3 December 2022

The Anglican social housing model that seeks to change renters lives

Members of the Emmaus Christian Community’s pastoral care team. Picture: supplied by Carol Hands.

Jenan Taylor

22 July 2022

For those most in need, the Emmaus Christian Community offers more than low cost housing.

In the Emmaus housing complex wide tree-lined roads, and landscaped parkland frame modern town houses, garages and private yards where families can gather for barbecues. 

It could be any Australian neighbourhood.

And that’s exactly the way the members of South Croydon Anglican church, who developed Emmaus, conceived of it.

Vicar the Reverend Bruce Bickerdike says the houses are built so that they blend into the surrounding suburb.

“If you walked along the street, you wouldn’t know what was a private house, and what was part of the affordable housing,” Mr Bickerdike said.

He said the housing scheme came about after a group of parishioners raised money more than 40 years ago to buy vacant farmland that had sat behind the church.

They had always wanted to do something to help change things for the needy in the community, so they set their sights on building affordable housing.

But it took more than two decades for their vision to come to fruition, Mr Bickerdike said.

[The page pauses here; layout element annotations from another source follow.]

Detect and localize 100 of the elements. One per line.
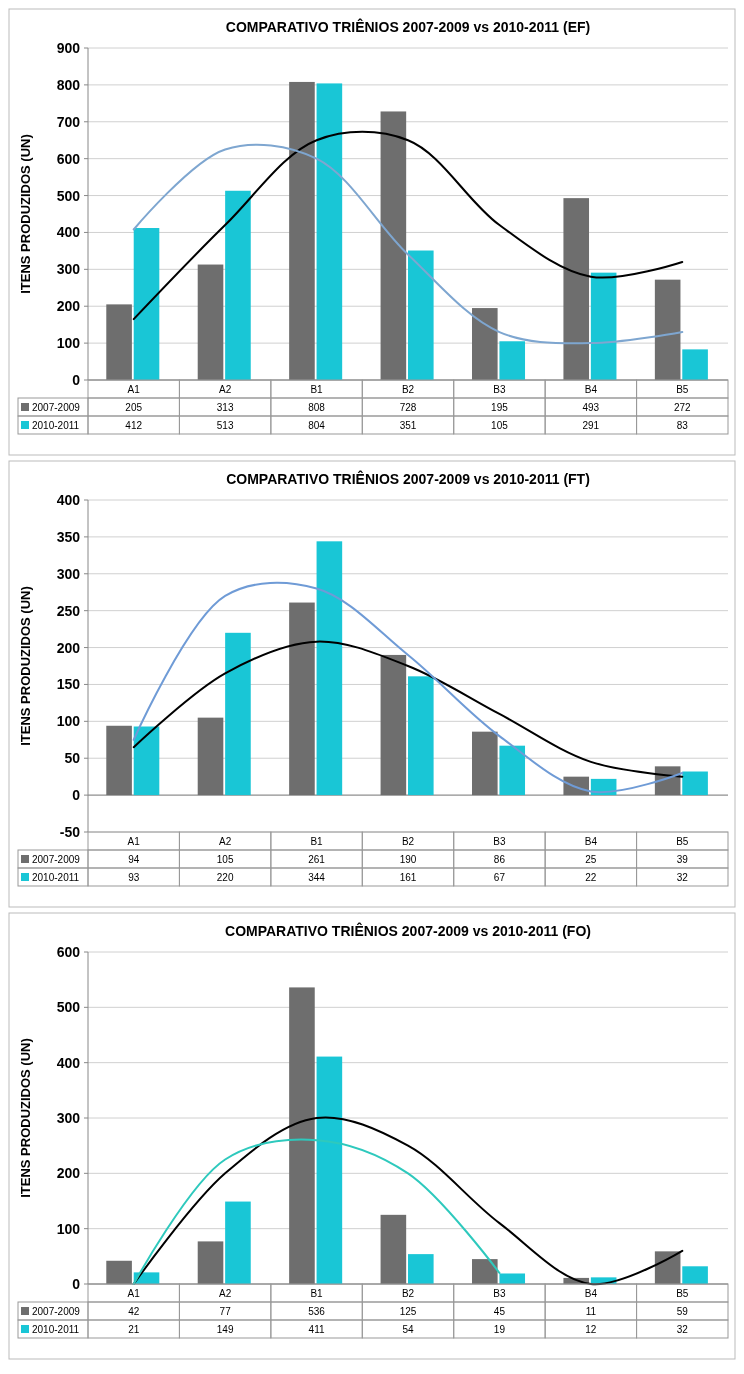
data-label: 39: [676, 854, 689, 865]
x-tick-label: B4: [584, 384, 598, 395]
bar: [289, 602, 315, 796]
data-label: 728: [399, 402, 417, 413]
y-tick-label: 300: [56, 1110, 81, 1126]
data-label: 45: [493, 1306, 506, 1317]
legend-label: 2007-2009: [32, 854, 81, 865]
y-tick-label: 350: [56, 528, 81, 545]
x-tick-label: A2: [219, 836, 232, 847]
bar: [225, 632, 251, 796]
chart-title: COMPARATIVO TRIÊNIOS 2007-2009 vs 2010-2011 (FO): [225, 922, 591, 939]
bar: [197, 1241, 224, 1284]
y-tick-label: 600: [56, 944, 81, 960]
bar: [499, 341, 526, 380]
bar: [316, 83, 343, 380]
bar: [106, 304, 132, 380]
data-label: 125: [399, 1306, 417, 1317]
legend-label: 2007-2009: [32, 402, 81, 413]
data-label: 261: [308, 854, 326, 865]
data-label: 94: [128, 854, 140, 865]
y-axis-title: ITENS PRODUZIDOS (UN): [18, 1038, 33, 1198]
data-label: 313: [216, 402, 234, 413]
data-label: 11: [585, 1306, 597, 1317]
bar: [289, 81, 315, 380]
x-tick-label: A1: [127, 384, 141, 395]
bar: [316, 1056, 343, 1284]
bar: [225, 1201, 251, 1284]
data-label: 161: [399, 872, 417, 883]
data-label: 412: [125, 420, 143, 431]
legend-label: 2010-2011: [32, 420, 80, 431]
data-label: 536: [308, 1306, 326, 1317]
data-label: 105: [491, 420, 509, 431]
x-tick-label: A1: [127, 836, 141, 847]
data-label: 32: [676, 872, 689, 883]
bar: [499, 745, 526, 796]
bar: [499, 1273, 526, 1284]
y-tick-label: 100: [56, 1220, 81, 1237]
bar: [682, 349, 708, 380]
data-label: 22: [585, 872, 597, 883]
data-label: 291: [582, 420, 600, 431]
x-tick-label: B5: [676, 836, 689, 847]
y-tick-label: 700: [56, 113, 81, 130]
x-tick-label: B3: [493, 384, 506, 395]
x-tick-label: B1: [310, 1288, 324, 1299]
y-tick-label: 500: [56, 999, 81, 1016]
x-tick-label: A1: [127, 1288, 141, 1299]
data-label: 808: [308, 402, 326, 413]
data-label: 83: [676, 420, 689, 431]
data-label: 67: [493, 872, 506, 883]
y-tick-label: 500: [56, 187, 81, 204]
bar: [408, 676, 434, 796]
bar: [380, 1214, 407, 1284]
data-label: 195: [491, 402, 509, 413]
legend-label: 2010-2011: [32, 872, 80, 883]
data-label: 272: [673, 402, 692, 413]
bar: [590, 272, 617, 380]
data-label: 54: [402, 1324, 414, 1335]
data-label: 93: [128, 872, 140, 883]
x-tick-label: B2: [401, 836, 415, 847]
data-label: 86: [493, 854, 506, 865]
y-tick-label: 200: [56, 1165, 81, 1182]
x-tick-label: B4: [584, 1288, 598, 1299]
bar: [380, 111, 407, 380]
y-tick-label: 400: [56, 492, 81, 508]
bar: [225, 190, 251, 380]
data-label: 42: [128, 1306, 140, 1317]
data-label: 21: [128, 1324, 140, 1335]
y-tick-label: -50: [59, 824, 81, 840]
data-label: 105: [216, 854, 234, 865]
y-tick-label: 600: [56, 150, 81, 167]
legend-label: 2007-2009: [32, 1306, 81, 1317]
data-label: 12: [585, 1324, 597, 1335]
x-tick-label: B3: [493, 1288, 506, 1299]
data-label: 205: [125, 402, 143, 413]
bar: [380, 654, 407, 796]
bar: [408, 250, 434, 380]
chart-title: COMPARATIVO TRIÊNIOS 2007-2009 vs 2010-2011 (EF): [225, 18, 591, 35]
x-tick-label: B5: [676, 384, 689, 395]
data-label: 59: [676, 1306, 689, 1317]
y-tick-label: 100: [56, 335, 81, 352]
bar: [106, 1260, 132, 1284]
y-tick-label: 900: [56, 40, 81, 56]
bar: [408, 1254, 434, 1284]
y-tick-label: 400: [56, 1054, 81, 1071]
data-label: 351: [399, 420, 417, 431]
bar: [133, 726, 160, 796]
legend-label: 2010-2011: [32, 1324, 80, 1335]
bar: [316, 541, 343, 796]
bar: [682, 1266, 708, 1284]
bar: [106, 725, 132, 796]
bar: [133, 228, 160, 380]
y-tick-label: 200: [56, 298, 81, 315]
y-tick-label: 150: [56, 676, 81, 693]
x-tick-label: B3: [493, 836, 506, 847]
y-tick-label: 200: [56, 639, 81, 656]
chart-title: COMPARATIVO TRIÊNIOS 2007-2009 vs 2010-2011 (FT): [226, 470, 590, 487]
x-tick-label: B2: [401, 1288, 415, 1299]
y-tick-label: 250: [56, 602, 81, 619]
x-tick-label: B5: [676, 1288, 689, 1299]
bar: [197, 264, 224, 380]
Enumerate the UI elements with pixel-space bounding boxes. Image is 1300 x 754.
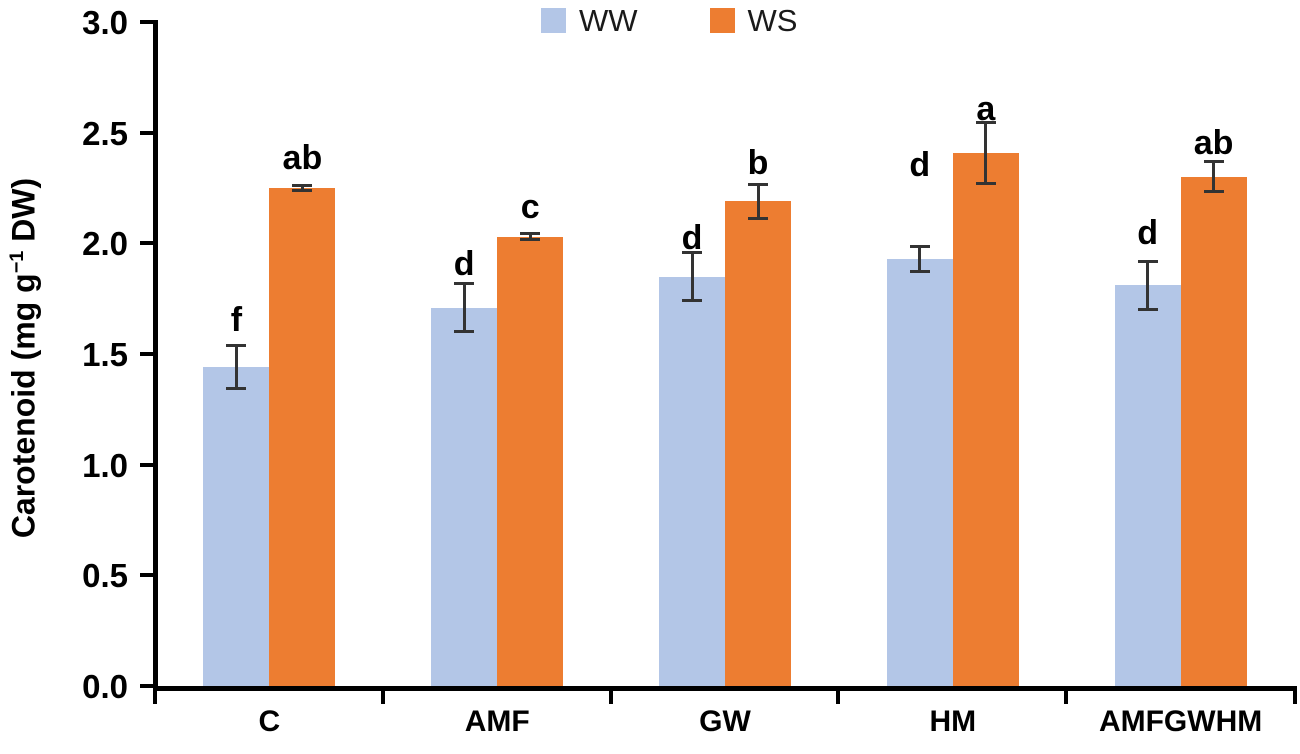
sig-letter-ws-hm: a [976,90,996,129]
sig-letter-ww-hm: d [909,145,931,184]
error-bar-line-ww-gw [690,252,694,301]
x-category-label-c: C [258,705,281,738]
error-bar-cap-top [454,282,475,286]
error-bar-cap-top [975,120,996,124]
x-category-label-gw: GW [699,705,751,738]
sig-letter-ww-c: f [230,300,243,339]
sig-letter-ws-amfgwhm: ab [1193,123,1234,162]
error-bar-cap-top [226,344,247,348]
legend-label-ww: WW [579,3,638,38]
x-tick [153,691,157,704]
bar-ww-gw [659,276,725,686]
error-bar-cap-top [682,251,702,255]
error-bar-cap-bottom [292,189,313,193]
y-tick [140,573,153,578]
x-tick [1064,691,1069,704]
error-bar-cap-bottom [454,329,475,333]
error-bar-line-ww-hm [918,245,922,273]
y-tick [140,462,153,467]
y-tick [140,352,153,356]
y-tick-label: 0.0 [82,668,128,705]
error-bar-cap-bottom [226,387,247,391]
error-bar-cap-bottom [520,238,541,241]
error-bar-cap-bottom [748,216,768,220]
error-bar-cap-top [1137,260,1158,264]
error-bar-cap-top [909,244,930,248]
error-bar-line-ws-gw [756,183,760,219]
x-category-label-hm: HM [929,705,977,738]
bar-ws-hm [952,152,1019,686]
error-bar-cap-bottom [975,181,996,185]
error-bar-cap-top [1203,160,1224,164]
sig-letter-ww-amf: d [453,245,475,284]
error-bar-line-ws-c [300,184,304,192]
error-bar-cap-top [520,232,541,236]
y-tick [140,20,153,24]
x-tick [380,691,385,704]
legend-swatch-ws [709,8,735,33]
error-bar-cap-bottom [682,298,702,302]
x-category-label-amf: AMF [464,705,530,738]
bar-ww-hm [886,258,953,686]
sig-letter-ws-c: ab [282,139,323,178]
bar-ww-amf [431,307,498,686]
x-tick [608,691,613,704]
y-tick [140,241,153,246]
sig-letter-ws-amf: c [520,187,540,226]
bar-ws-c [269,188,336,686]
legend-item-ws: WS [709,3,798,38]
error-bar-line-ww-amf [462,283,466,332]
bar-ww-amfgwhm [1114,285,1181,686]
sig-letter-ww-gw: d [681,218,703,257]
legend: WW WS [541,5,797,36]
y-tick-label: 2.5 [82,114,128,152]
error-bar-cap-bottom [1203,190,1224,194]
y-tick [140,684,153,688]
y-tick-label: 1.0 [82,446,128,484]
y-tick-label: 0.5 [82,557,128,595]
error-bar-cap-top [748,182,768,186]
sig-letter-ww-amfgwhm: d [1137,214,1158,253]
error-bar-cap-top [292,183,313,187]
x-tick [1293,691,1297,704]
bar-ws-amfgwhm [1180,176,1247,686]
legend-label-ws: WS [747,3,798,38]
y-tick-label: 1.5 [82,336,128,373]
error-bar-line-ws-amf [528,233,532,240]
error-bar-cap-bottom [909,270,930,274]
bar-ws-amf [497,236,564,686]
bar-ww-c [203,367,270,686]
error-bar-cap-bottom [1137,307,1158,311]
error-bar-line-ws-hm [984,121,988,184]
y-axis-line [153,20,158,691]
bar-ws-gw [725,201,791,686]
sig-letter-ws-gw: b [747,143,769,182]
y-tick [140,130,153,135]
error-bar-line-ww-amfgwhm [1146,261,1150,310]
error-bar-line-ww-c [234,345,238,390]
legend-swatch-ww [541,8,566,33]
y-tick-label: 3.0 [82,4,128,41]
error-bar-line-ws-amfgwhm [1212,161,1216,193]
x-axis-line [153,686,1297,691]
x-category-label-amfgwhm: AMFGWHM [1098,705,1263,738]
legend-item-ww: WW [541,5,638,36]
x-tick [836,691,841,704]
y-tick-label: 2.0 [82,225,128,263]
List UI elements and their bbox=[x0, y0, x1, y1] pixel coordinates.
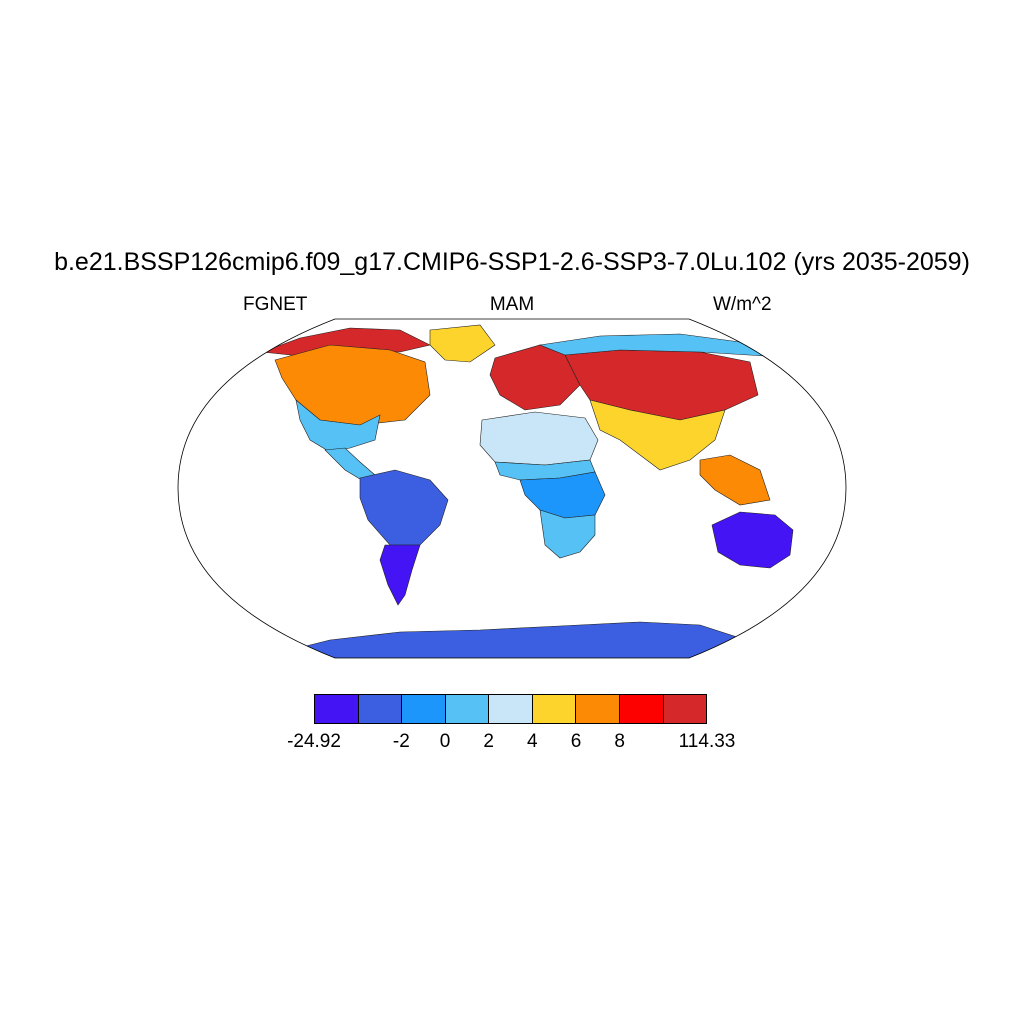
colorbar-label: 4 bbox=[527, 731, 538, 752]
chart-title: b.e21.BSSP126cmip6.f09_g17.CMIP6-SSP1-2.… bbox=[54, 248, 970, 276]
region-south-america-north bbox=[359, 469, 449, 546]
region-middle-east-south-asia bbox=[589, 399, 726, 471]
colorbar-box-6 bbox=[576, 695, 620, 723]
map-border bbox=[177, 318, 847, 659]
region-south-america-south bbox=[379, 544, 421, 606]
colorbar-box-4 bbox=[489, 695, 533, 723]
colorbar-label: -24.92 bbox=[287, 731, 341, 752]
region-sahara bbox=[479, 411, 599, 466]
colorbar-label: 8 bbox=[614, 731, 625, 752]
region-southeast-asia bbox=[699, 454, 771, 506]
units-label: W/m^2 bbox=[713, 294, 772, 315]
colorbar bbox=[314, 694, 707, 724]
colorbar-box-8 bbox=[663, 695, 707, 723]
colorbar-box-5 bbox=[532, 695, 577, 723]
colorbar-box-3 bbox=[445, 695, 490, 723]
colorbar-box-0 bbox=[315, 695, 359, 723]
colorbar-label: 6 bbox=[570, 731, 582, 752]
region-north-america-north-east bbox=[274, 344, 431, 426]
region-antarctica bbox=[289, 621, 741, 658]
season-label: MAM bbox=[489, 294, 535, 315]
colorbar-label: -2 bbox=[392, 731, 410, 752]
variable-label: FGNET bbox=[243, 294, 308, 315]
colorbar-label: 0 bbox=[439, 731, 451, 752]
colorbar-label: 114.33 bbox=[678, 731, 736, 752]
colorbar-box-1 bbox=[358, 695, 403, 723]
region-greenland bbox=[429, 324, 496, 363]
region-southern-africa bbox=[539, 509, 596, 559]
colorbar-label: 2 bbox=[483, 731, 494, 752]
region-australia bbox=[711, 511, 794, 569]
region-north-america-south bbox=[295, 399, 381, 453]
colorbar-box-2 bbox=[402, 695, 446, 723]
colorbar-box-7 bbox=[619, 695, 664, 723]
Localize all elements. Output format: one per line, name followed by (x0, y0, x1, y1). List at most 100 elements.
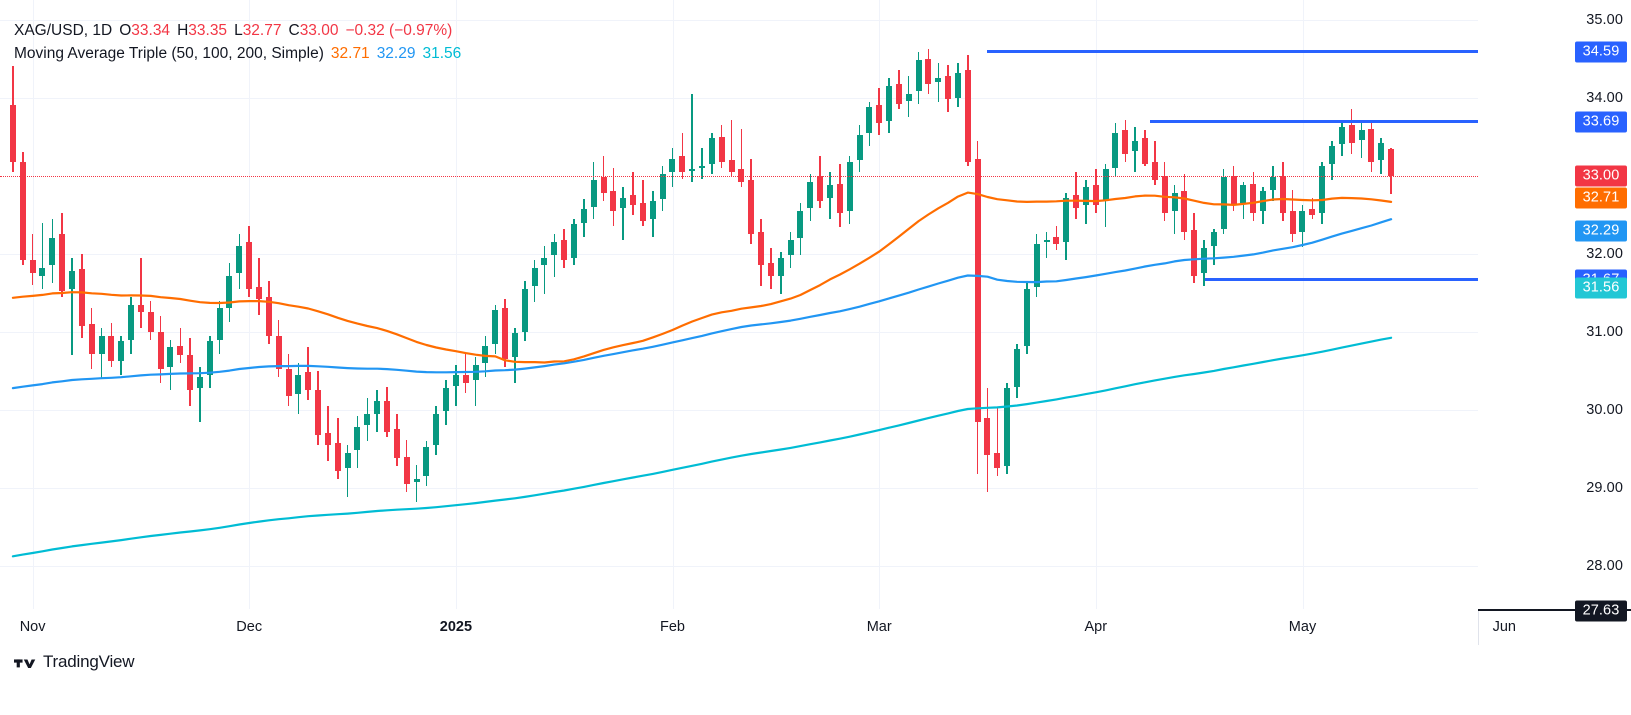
candle-body (817, 175, 824, 201)
candle-body (403, 456, 410, 485)
moving-average-lines (11, 191, 1393, 558)
candle-body (88, 324, 95, 354)
price-axis-label-33.00[interactable]: 33.00 (1575, 165, 1627, 187)
candle-body (630, 195, 637, 206)
candle-body (945, 75, 952, 100)
candle-body (797, 210, 804, 239)
price-axis-label-32.71[interactable]: 32.71 (1575, 187, 1627, 209)
horizontal-ray-33.69[interactable] (1149, 120, 1478, 124)
gridline-horizontal (0, 253, 1478, 255)
legend-indicator-row[interactable]: Moving Average Triple (50, 100, 200, Sim… (14, 43, 461, 64)
candle-body (137, 304, 144, 313)
time-axis-tick: Feb (660, 619, 685, 635)
candle-wick (474, 356, 477, 406)
time-axis[interactable]: Nov Dec 2025 Feb Mar Apr May Jun (0, 609, 1516, 645)
legend-open-label: O (119, 22, 132, 39)
candle-body (1269, 177, 1276, 190)
candle-wick (1360, 122, 1363, 159)
legend-indicator-name[interactable]: Moving Average Triple (50, 100, 200, Sim… (14, 45, 324, 62)
candle-body (1053, 236, 1060, 245)
gridline-vertical (672, 0, 674, 609)
price-axis-label-31.56[interactable]: 31.56 (1575, 277, 1627, 299)
gridline-horizontal (0, 566, 1478, 568)
candle-body (1082, 187, 1089, 206)
ma-200-line (11, 336, 1393, 558)
candle-body (659, 174, 666, 200)
ma-50-line (11, 191, 1393, 364)
horizontal-ray-31.67[interactable] (1204, 278, 1478, 281)
legend-change: −0.32 (−0.97%) (345, 22, 453, 39)
candle-wick (179, 327, 182, 363)
legend-ohlc-row[interactable]: XAG/USD, 1D O33.34 H33.35 L32.77 C33.00 −0.32… (14, 20, 461, 41)
price-axis-label-33.69[interactable]: 33.69 (1575, 111, 1627, 133)
price-axis-label-32.29[interactable]: 32.29 (1575, 220, 1627, 242)
last-price-line (0, 175, 1478, 177)
gridline-vertical (455, 0, 457, 609)
chart-plot-area[interactable] (0, 0, 1478, 609)
candle-body (649, 200, 656, 219)
candle-body (866, 107, 873, 133)
candle-body (895, 83, 902, 104)
candle-body (492, 310, 499, 344)
candle-body (256, 286, 263, 299)
candle-body (177, 345, 184, 356)
candle-wick (1213, 228, 1215, 266)
time-axis-tick: Jun (1492, 619, 1516, 635)
legend-high-label: H (177, 22, 189, 39)
candle-body (443, 388, 450, 412)
candle-body (561, 239, 568, 260)
candle-body (777, 257, 784, 276)
ma-100-line (11, 218, 1393, 390)
time-axis-tick: Apr (1084, 619, 1108, 635)
candle-body (285, 369, 292, 396)
candle-wick (1045, 231, 1048, 258)
candle-wick (642, 179, 644, 227)
candle-body (728, 160, 735, 172)
time-axis-tick: 2025 (439, 619, 473, 635)
candle-wick (681, 132, 684, 180)
candle-body (196, 377, 203, 388)
candle-body (393, 429, 400, 459)
price-axis-tick: 31.00 (1586, 323, 1623, 340)
candle-body (1279, 175, 1286, 214)
candle-wick (199, 367, 201, 422)
price-axis-label-34.59[interactable]: 34.59 (1575, 41, 1627, 62)
legend-symbol[interactable]: XAG/USD, 1D (14, 22, 113, 39)
candle-wick (730, 119, 733, 178)
chart-legend: XAG/USD, 1D O33.34 H33.35 L32.77 C33.00 −0.32… (14, 20, 461, 64)
time-axis-tick: Dec (236, 619, 263, 635)
candle-body (974, 158, 981, 422)
candle-wick (740, 128, 743, 188)
candle-body (1358, 130, 1365, 141)
candle-body (1151, 161, 1158, 180)
gridline-horizontal (0, 488, 1478, 489)
price-axis[interactable]: 35.00 34.00 32.00 31.00 30.00 29.00 28.00 34.59… (1478, 0, 1631, 609)
legend-ma50-value: 32.71 (330, 45, 370, 62)
candle-body (19, 161, 26, 260)
gridline-vertical (32, 0, 34, 609)
candle-body (354, 427, 361, 451)
candle-body (1181, 191, 1188, 232)
price-axis-tick: 29.00 (1586, 480, 1623, 496)
candle-body (1171, 192, 1178, 211)
candle-body (807, 181, 814, 209)
candle-body (344, 452, 351, 469)
candle-body (423, 447, 430, 477)
time-axis-tick: Nov (19, 619, 46, 635)
horizontal-ray-34.59[interactable] (987, 50, 1478, 53)
candle-body (994, 452, 1001, 469)
candle-body (639, 203, 646, 221)
candle-body (600, 177, 607, 193)
candle-body (1319, 166, 1326, 214)
candle-body (265, 296, 272, 336)
candle-wick (553, 234, 556, 278)
candle-body (1388, 149, 1395, 176)
candle-wick (464, 353, 467, 393)
candle-body (698, 166, 705, 168)
gridline-vertical (879, 0, 881, 609)
price-axis-label-27.63[interactable]: 27.63 (1575, 600, 1627, 622)
candle-body (669, 158, 676, 172)
candle-body (275, 335, 282, 370)
candle-body (846, 161, 853, 211)
candle-body (128, 304, 135, 340)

Along the way they sold off some of the land to private buyers, and learned to negotiate with the local council and real estate organisations.

The parishioner group also separated themselves financially from the church to become Emmaus Christian Community Incorporated, then partnered with Jubilee Housing, a Baptist church-led housing management body.

The partnership enabled Emmaus to secure government funding and in 2004 they built 19 units at the site. 

Having no formal knowledge or experience of running a housing organisation, the parishioners handed the management of the estate to Jubilee Housing who did have the necessary grounding.

Mr Bickerdike, who has also been the chair of Emmaus Christian Community for the last eight years said the individuals and families who qualified for their units had to be on a social housing list.

But vacancies tended to come up only if a householder happened to pass away, or as had been the case with one migrant family, if they left because their circumstances changed enough for them to afford to buy a house.

He said the parishioners were pleased that the complex was small in scale and that that had always been their goal.

That way its residents would not feel hemmed in, as opposed to how they might feel in some government style housing schemes that focussed on high density living with 80 to 100 units.  

He believes Emmaus’s community environment helped the residents to feel more settled and, likely, much better about their situation and their lives.

But nucleus to that was the Emmaus pastoral care team that offered them further support.

Read more: Rental housing shortage hardest on those on income support

South Croydon Anglican parishioner Jessie Glover has been a pastoral care team member for close to 10 years and says its support varied according to the needs of the different households.

Ms Glover said care ranged from organising social afternoons where residents and church goers cooked and shared favourite traditional foods to helping migrant and refugee families with English language speaking, reading and writing lessons.

One of the members had developed a fortnightly coffee date relationship with a householder, while another had formed a close bond with a senior gentleman who had been terminally ill.

“He was exceptionally negative and quite broken but our parishioner took him to doctor’s appointments and just walked alongside of him, just hung on. And finally, that man just really came to trust him. He didn’t come to faith, but he certainly came to realise that God was good,” Ms Glover said.

She said that because the residents would often use a shortcut through the church property to get to buses, schools or shops, there had always been someone on site to just say hello or be a listening post if a householder needed it.

She also said that although outreach was a large part of the church’s ministry,  their care wasn’t necessarily evangelistic unless the tenants themselves wanted to know about Christianity.

But the pastoral team was particularly thrilled that some of the residents were themselves beginning to look out and care for one another.

“That had been one of the visions, that those who’ve been there long term would get to know and trust one another,” she said.

Ms Glover believes she’s gained an awareness of how tough people’s lives can often be, and how that results in a certain brokenness of spirit or loss of hope.

“It can be very hard to turn that around,” Ms Glover said. “And yet they’ve come to know that they are in a secure place here. And they’ll never be kicked out unless they want to leave.”

Mr Bickerdike believes the Emmaus model was one that other Anglican churches could adopt if they wanted, but they needed to be patient about working through it because of the time and negotiations it would take

For him, the pastoral care component was significant in offering church housing.

“It’s not just building buildings and then handing it over to some commercial arrangement or non-profit organisation,” he said.

“It’s really important that people see this as a real opportunity to live out what it means to love others in the name of Christ, so that’s why pastoral care is a key ingredient.”